A woman holds a candle and a sign with an image of Auxiliary Bishop Juan Gerardi Conedera outside St. Sebastian Church April 26, 2012, to commemorate the 14th anniversary of his death in Guatemala City. (CNS/Reuters/Jorge Dan Lopez)
Millián, the Human Rights Office's lead lawyer, emphasized that while many religious were murdered, the rural Indigenous are the heart of the genocide case. They were executed for no other reason than that they were Ixil Maya, considered rebellious by the army, labeled an "internal enemy" at a time when the army was fighting guerrillas, and the army suspected the Ixil of supporting them.
The genocide trial began on April 15, with weeks of detailed testimony from Ixil survivors. Dominating the courtroom, looming above the three-judge panel is the ghostly image of the accused projected on a wall serving as a screen — Lucas, fit looking at 91, wearing a bathrobe, attends virtually from the Military Medical Center where he is staying.
After selective assassination and mass killing, Oglesby of the University of Arizona said displacement of survivors who hid in the mountains pursued by soldiers for months or years, or died from starvation and disease, was the third and final phase of the genocide. "It was for them a Calvary," she said.
Psychologist Carlos Paredes, a specialist in Indigenous communities, explained that for survivors, including those whose relatives disappeared in the forced displacement, the anguish never ends.
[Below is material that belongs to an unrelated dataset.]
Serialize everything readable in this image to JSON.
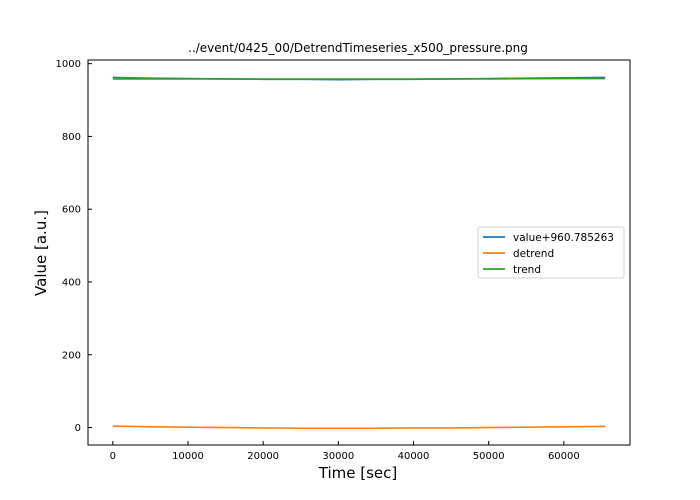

Many affected Maya suffer from what they call susto, a kind of separation of the soul from the body, "like a clock without a battery," Paredes said. Susto can manifest in pain untraceable to physical conditions, nightmares, lack of eating or a silent retreat into oneself, with inability to participate in community life.
Maya Ixil people carry caskets to bury the remains of loved ones slain during the 36-year long Guatemalan civil war. Since 1996, the Foundation for Forensic Anthropology of Guatemala has taken samples from family members and bones of the deceased, collecting DNA material from 18,000 family members and 10,000 of the dead into the foundation's gene bank. (Berlin Juarez)
Forensic experts have described in a flat, scientific tone how thousands of Ixil were buried clandestinely, often in mass graves, an important part of the record. Remains of a pregnant woman were "in an advanced state of gestation," said a member of the Foundation for Forensic Anthropology of Guatemala. Causes of deaths were "firearm, domestic artifact" (ax, hatchet, machete, knife). Graves in a village where 41 died were "primary burials" — bodies not moved from somewhere else. "Some graves mostly children."
Since DNA became available to investigating teams in 1996 — "a parting of the waters" as another forensic member described it — the scientists have taken samples from family members and bones of the deceased, collecting DNA material from 18,000 family members and 10,000 of the dead into the foundation's gene bank.
Matches have been confirmed, offering a kind of peace to loved ones, who give the dead a Christian burial, often in group funerals where mourners process together from a church to the cemetery. They carry small coffins containing remains; the boxes need only be the length of the body's largest bone, the femur.
The trial is expected to end in July.